Roy has also deployed AI models and solutions for export container optimisation and machine performance management. His team has built an agentic AI solution that helps junior engineers quickly understand what is wrong when a machine breaks down. It converts unstructured breakdown resolution videos into a searchable knowledge base, and retrieves past solutions via a conversational chatbot. This has enhanced troubleshooting efficiency.
WEF Lighthouse
The initiatives have brought cultural shifts where employees are encouraged to think in data driven terms. Teams regularly attend external conferences and hackathons to learn best-in-class technologies. They evaluate if a production issue is a valid business problem and whether usable data exists before developing AI use cases. The technology at the Chennai factory has been validated by experts from IIT Madras and recognised with a Lighthouse certification from the World Economic Forum.

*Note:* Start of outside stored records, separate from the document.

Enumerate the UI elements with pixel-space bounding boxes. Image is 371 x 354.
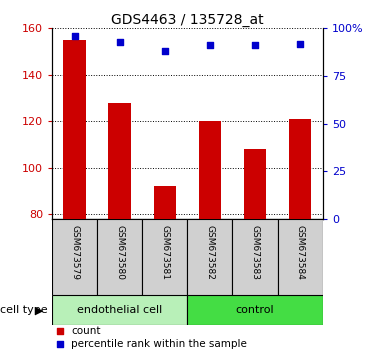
Point <box>72 33 78 39</box>
Text: GSM673583: GSM673583 <box>250 225 260 280</box>
Bar <box>108 103 131 219</box>
FancyBboxPatch shape <box>233 219 278 295</box>
Bar <box>244 149 266 219</box>
Text: percentile rank within the sample: percentile rank within the sample <box>71 339 247 349</box>
FancyBboxPatch shape <box>52 219 97 295</box>
Point <box>252 42 258 48</box>
Text: control: control <box>236 305 275 315</box>
Text: GSM673582: GSM673582 <box>206 225 214 280</box>
Text: endothelial cell: endothelial cell <box>77 305 162 315</box>
Point <box>57 341 63 347</box>
Text: GSM673584: GSM673584 <box>296 225 305 280</box>
Point <box>207 42 213 48</box>
Text: count: count <box>71 326 101 336</box>
Text: cell type: cell type <box>0 305 48 315</box>
Bar <box>63 40 86 219</box>
Point <box>57 329 63 334</box>
FancyBboxPatch shape <box>97 219 142 295</box>
FancyBboxPatch shape <box>52 295 187 325</box>
Bar <box>198 121 221 219</box>
FancyBboxPatch shape <box>187 295 323 325</box>
Bar <box>289 119 312 219</box>
Title: GDS4463 / 135728_at: GDS4463 / 135728_at <box>111 13 264 27</box>
FancyBboxPatch shape <box>278 219 323 295</box>
Point <box>297 41 303 46</box>
Text: GSM673581: GSM673581 <box>160 225 169 280</box>
Text: GSM673580: GSM673580 <box>115 225 124 280</box>
Point <box>162 48 168 54</box>
Point <box>117 39 123 45</box>
Text: GSM673579: GSM673579 <box>70 225 79 280</box>
FancyBboxPatch shape <box>142 219 187 295</box>
Text: ▶: ▶ <box>35 305 43 315</box>
FancyBboxPatch shape <box>187 219 233 295</box>
Bar <box>154 187 176 219</box>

The Lighthouse awards are given to leaders in the field of technology-driven industrial transformation.

Big productivity gains
The digital initiatives have resulted in improved yields and lower energy usage, and that in turn has reduced factory conversion costs (total expense required to transform raw materials into finished products) by 20-30%. The time from order placement to dispatch has been cut by more than half, while export turnaround times have dropped from 120 days to 55 days.
DECENTRALISED DIGITAL TEAMS
CEAT has built the tech solutions ground up with internal teams, and is thanks to digitisation efforts that began in 2021, involving the installation of sensors, manufacturing execution systems and dashboards. The company now invests 10% of its manufacturing capital expenditure on digital transformation initiatives. To bridge the gap between technical teams and shop-floor reality, it introduced a new role called business translators. These are folks with strong technical skills and work directly with shop floor operators to identify pain points. Debashish Roy , chief digital transformation officer, says it’s a decentralised digital team. Centralised teams, he says, may take years to learn a process.